A Dream
Deferred
How one optometric couple made up for lost time by discovering
their own little paradise.
By Peter Shaw-McMinn, O.D., Fullerton, Calif.
Your search for an ideal place to practice includes not only such business concerns as the area's saturation of eye doctors, but also personal matters that will determine whether you actually enjoy living there.
Imagine settling into a fast-growing community in which your practice thrives only to realize 15 years down the road that the setting just isn't for you. You've been fooling yourself, shrouding a deep-seated discontent with the outward trappings of a successful career and active civic involvement.

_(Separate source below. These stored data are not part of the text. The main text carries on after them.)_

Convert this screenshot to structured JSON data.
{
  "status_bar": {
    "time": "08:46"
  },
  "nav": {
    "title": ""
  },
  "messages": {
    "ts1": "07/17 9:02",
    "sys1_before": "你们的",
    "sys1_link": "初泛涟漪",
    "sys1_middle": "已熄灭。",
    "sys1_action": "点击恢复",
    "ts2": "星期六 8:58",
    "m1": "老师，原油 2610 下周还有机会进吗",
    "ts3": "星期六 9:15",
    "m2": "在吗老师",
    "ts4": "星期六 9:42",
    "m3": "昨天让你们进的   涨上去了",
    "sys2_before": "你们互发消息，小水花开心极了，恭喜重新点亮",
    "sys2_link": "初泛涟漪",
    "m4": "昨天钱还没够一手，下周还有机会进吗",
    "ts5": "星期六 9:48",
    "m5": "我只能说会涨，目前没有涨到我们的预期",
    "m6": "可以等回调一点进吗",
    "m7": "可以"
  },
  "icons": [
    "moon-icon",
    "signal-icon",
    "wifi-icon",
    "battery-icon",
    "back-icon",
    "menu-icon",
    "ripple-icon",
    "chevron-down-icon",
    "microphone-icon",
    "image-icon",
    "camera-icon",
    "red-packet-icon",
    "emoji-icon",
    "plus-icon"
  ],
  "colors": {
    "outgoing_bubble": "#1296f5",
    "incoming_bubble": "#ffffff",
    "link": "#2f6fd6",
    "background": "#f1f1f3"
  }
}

This is precisely what happened with a classmate of mine. With each passing year, his rut seemingly grew ever more immutable. In a major shift, he uprooted himself and his family in time to enjoy the fruits of a different way of life.
HIGH HOPES
My classmate -- let's call him Ray -- launched a practice in a Southern California town reputed to be among the nation's fastest-growing. It was just the type of area he had in mind, with a perfect climate in which to pursue his dual passions of golf and tennis. His fiancée -- call her Debbie -- likewise embraced the town's promise as she adapted to the office manager's role.

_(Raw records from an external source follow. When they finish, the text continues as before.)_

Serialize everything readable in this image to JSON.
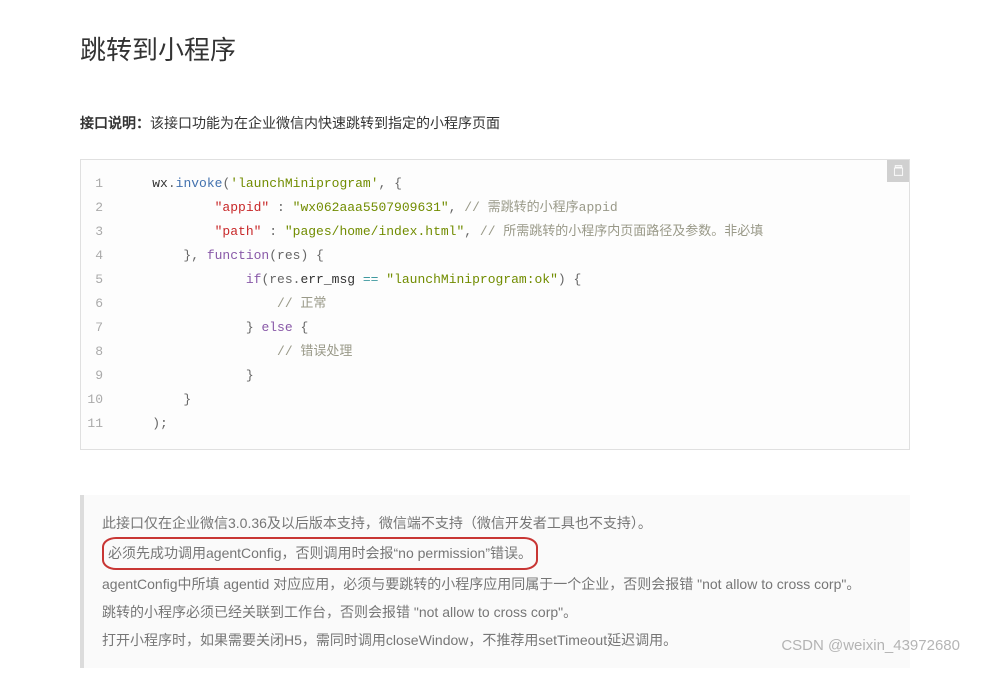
{
  "title": "跳转到小程序",
  "intro": {
    "label": "接口说明：",
    "text": "该接口功能为在企业微信内快速跳转到指定的小程序页面"
  },
  "code": {
    "line1": {
      "obj": "wx",
      "dot": ".",
      "fn": "invoke",
      "lp": "(",
      "arg1": "'launchMiniprogram'",
      "cm": ", {"
    },
    "line2": {
      "key": "\"appid\"",
      "colon": " : ",
      "val": "\"wx062aaa5507909631\"",
      "cm": ", ",
      "comment": "// 需跳转的小程序appid"
    },
    "line3": {
      "key": "\"path\"",
      "colon": " : ",
      "val": "\"pages/home/index.html\"",
      "cm": ", ",
      "comment": "// 所需跳转的小程序内页面路径及参数。非必填"
    },
    "line4": {
      "rb": "}, ",
      "fn": "function",
      "lp": "(res) {"
    },
    "line5": {
      "if": "if",
      "lp": "(res.",
      "err": "err_msg",
      "eq": " == ",
      "str": "\"launchMiniprogram:ok\"",
      "rp": ") {"
    },
    "line6": {
      "comment": "// 正常"
    },
    "line7": {
      "rb": "} ",
      "else": "else",
      "lb": " {"
    },
    "line8": {
      "comment": "// 错误处理"
    },
    "line9": {
      "rb": "}"
    },
    "line10": {
      "rb": "}"
    },
    "line11": {
      "end": ");"
    }
  },
  "notes": {
    "n1": "此接口仅在企业微信3.0.36及以后版本支持，微信端不支持（微信开发者工具也不支持）。",
    "n2": "必须先成功调用agentConfig，否则调用时会报“no permission”错误。",
    "n3": "agentConfig中所填 agentid 对应应用，必须与要跳转的小程序应用同属于一个企业，否则会报错 \"not allow to cross corp\"。",
    "n4": "跳转的小程序必须已经关联到工作台，否则会报错 \"not allow to cross corp\"。",
    "n5": "打开小程序时，如果需要关闭H5，需同时调用closeWindow，不推荐用setTimeout延迟调用。"
  },
  "watermark": "CSDN @weixin_43972680"
}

The town's population exploded from 10,000 to more than 100,000 in just a couple of years. Ray's practice flourished. He and Debbie worked hard building the practice. Ray did all that a young optometrist is supposed to do, joining all the right organizations and clubs. Ray and Debbie appeared to be the stereotypical perfect optometrist family.
PARADISE LOST
Then something happened. It didn't happen overnight, but at some point Ray and Debbie, both approaching 40, looked around and didn't much like what they saw. Seemingly everywhere they looked, people were in a hurry to get somewhere. Lines everywhere -- at the movies, the supermarket, the post office, the freeway. The landscape, meanwhile, had been transformed into vast expanses of asphalt and cement.
The town had everything -- except a family feel. Ray and Debbie both had dreamed of living in a small town out in the countryside. A place with lakes and streams, trees, birds, wild flowers. A place where neighbors could stop by anytime.
PURSUING A DREAM
Escaping their asphalt dystopia, my friends relocated to a small town in Northern California where they purchased a practice and settled into a new way of life. Now they're happy as can be. They have everything they ever wanted.

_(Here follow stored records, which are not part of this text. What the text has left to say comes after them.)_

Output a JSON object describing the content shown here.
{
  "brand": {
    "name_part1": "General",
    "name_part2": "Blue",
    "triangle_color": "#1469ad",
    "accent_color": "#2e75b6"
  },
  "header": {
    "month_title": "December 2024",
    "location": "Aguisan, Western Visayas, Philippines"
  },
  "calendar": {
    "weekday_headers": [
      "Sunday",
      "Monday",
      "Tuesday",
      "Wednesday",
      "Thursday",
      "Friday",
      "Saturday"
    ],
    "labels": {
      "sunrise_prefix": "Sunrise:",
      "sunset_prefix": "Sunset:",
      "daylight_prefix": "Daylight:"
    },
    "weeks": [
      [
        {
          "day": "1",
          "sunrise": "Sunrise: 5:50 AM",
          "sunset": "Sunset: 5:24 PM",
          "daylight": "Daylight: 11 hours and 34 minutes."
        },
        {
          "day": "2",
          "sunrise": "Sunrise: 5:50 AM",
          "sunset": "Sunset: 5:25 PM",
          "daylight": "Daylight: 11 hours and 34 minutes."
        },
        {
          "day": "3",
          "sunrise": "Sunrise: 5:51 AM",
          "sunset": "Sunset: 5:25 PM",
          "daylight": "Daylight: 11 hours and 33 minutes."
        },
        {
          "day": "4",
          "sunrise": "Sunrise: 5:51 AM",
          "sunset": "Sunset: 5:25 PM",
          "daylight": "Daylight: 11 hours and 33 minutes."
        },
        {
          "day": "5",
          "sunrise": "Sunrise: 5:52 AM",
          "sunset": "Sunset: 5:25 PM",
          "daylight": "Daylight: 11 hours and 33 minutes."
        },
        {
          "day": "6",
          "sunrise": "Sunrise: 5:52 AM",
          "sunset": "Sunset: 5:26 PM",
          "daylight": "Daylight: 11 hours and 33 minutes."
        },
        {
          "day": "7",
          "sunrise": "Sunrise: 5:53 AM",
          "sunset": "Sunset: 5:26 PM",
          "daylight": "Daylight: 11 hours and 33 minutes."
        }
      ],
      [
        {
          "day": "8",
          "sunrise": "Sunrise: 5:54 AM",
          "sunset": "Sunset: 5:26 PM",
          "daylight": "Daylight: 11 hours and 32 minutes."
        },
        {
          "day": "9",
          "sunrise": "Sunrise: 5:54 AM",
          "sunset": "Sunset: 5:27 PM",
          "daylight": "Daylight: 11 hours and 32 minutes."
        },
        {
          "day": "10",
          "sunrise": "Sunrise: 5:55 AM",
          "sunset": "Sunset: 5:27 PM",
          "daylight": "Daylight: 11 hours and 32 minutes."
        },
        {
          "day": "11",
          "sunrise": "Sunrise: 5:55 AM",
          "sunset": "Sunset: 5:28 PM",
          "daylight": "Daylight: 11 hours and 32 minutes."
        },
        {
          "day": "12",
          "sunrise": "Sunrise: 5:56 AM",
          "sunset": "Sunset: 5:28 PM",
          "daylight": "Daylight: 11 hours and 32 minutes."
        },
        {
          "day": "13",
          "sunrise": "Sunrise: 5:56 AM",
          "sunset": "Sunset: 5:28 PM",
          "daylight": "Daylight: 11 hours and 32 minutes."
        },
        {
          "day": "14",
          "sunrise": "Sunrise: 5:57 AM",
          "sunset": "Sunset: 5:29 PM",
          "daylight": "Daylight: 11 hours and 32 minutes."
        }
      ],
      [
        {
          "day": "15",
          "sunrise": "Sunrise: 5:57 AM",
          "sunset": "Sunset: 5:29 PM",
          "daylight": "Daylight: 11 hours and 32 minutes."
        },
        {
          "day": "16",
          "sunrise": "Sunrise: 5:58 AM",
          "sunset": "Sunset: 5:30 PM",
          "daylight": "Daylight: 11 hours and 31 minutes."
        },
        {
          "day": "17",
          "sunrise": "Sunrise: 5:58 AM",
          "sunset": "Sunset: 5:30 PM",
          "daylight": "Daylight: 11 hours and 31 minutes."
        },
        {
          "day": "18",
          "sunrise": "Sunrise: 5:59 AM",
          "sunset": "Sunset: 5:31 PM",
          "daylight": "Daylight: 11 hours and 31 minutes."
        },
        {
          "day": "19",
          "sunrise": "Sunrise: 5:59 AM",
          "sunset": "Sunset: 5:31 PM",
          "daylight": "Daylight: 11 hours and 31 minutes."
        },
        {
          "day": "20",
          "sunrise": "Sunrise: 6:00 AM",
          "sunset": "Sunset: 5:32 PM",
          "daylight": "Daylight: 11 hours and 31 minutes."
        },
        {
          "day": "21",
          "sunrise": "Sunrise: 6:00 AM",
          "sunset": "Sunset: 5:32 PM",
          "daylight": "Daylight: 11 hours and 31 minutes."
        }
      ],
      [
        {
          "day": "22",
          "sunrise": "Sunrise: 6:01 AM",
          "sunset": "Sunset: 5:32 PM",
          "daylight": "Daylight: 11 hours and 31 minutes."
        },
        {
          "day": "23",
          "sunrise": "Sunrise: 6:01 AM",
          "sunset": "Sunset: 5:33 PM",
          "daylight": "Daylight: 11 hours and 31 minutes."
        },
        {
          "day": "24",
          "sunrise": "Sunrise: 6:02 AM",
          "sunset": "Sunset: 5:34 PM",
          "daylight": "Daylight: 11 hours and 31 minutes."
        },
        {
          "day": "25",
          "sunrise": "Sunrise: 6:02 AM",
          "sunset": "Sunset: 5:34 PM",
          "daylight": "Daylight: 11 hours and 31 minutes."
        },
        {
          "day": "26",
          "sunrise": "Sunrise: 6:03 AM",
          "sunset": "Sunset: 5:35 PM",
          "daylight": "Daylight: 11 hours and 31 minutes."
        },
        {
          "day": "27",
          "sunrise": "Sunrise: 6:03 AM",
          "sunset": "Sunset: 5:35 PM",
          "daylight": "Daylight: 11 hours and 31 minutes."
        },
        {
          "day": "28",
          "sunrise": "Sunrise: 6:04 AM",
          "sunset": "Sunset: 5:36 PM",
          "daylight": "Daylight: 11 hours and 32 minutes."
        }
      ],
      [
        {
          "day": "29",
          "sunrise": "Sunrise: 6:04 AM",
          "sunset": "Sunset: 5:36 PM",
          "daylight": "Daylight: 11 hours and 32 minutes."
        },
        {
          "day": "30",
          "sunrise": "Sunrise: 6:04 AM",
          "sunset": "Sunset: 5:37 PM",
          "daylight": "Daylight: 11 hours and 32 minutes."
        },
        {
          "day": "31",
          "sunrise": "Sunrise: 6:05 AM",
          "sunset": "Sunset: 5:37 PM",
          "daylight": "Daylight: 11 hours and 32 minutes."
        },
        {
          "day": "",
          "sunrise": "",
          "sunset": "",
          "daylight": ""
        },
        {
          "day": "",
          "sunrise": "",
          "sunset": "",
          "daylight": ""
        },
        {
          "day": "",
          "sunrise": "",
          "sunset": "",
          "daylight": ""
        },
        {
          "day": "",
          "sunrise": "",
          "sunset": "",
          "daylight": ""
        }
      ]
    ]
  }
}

I recently called Ray. Even today, he looks back on his Southern California days as lost time. "I would not have wasted 15 years of my life, working my tail off to live somewhere where I could not meet my goals," he said. "I would have planned better to start living the life I wanted as soon as I could."
Maybe so, but his regrets are overshadowed by the pleasures of his present way of life. His income may be a fraction of what it once was, but the improvement in his and his family's quality of life is beyond measure.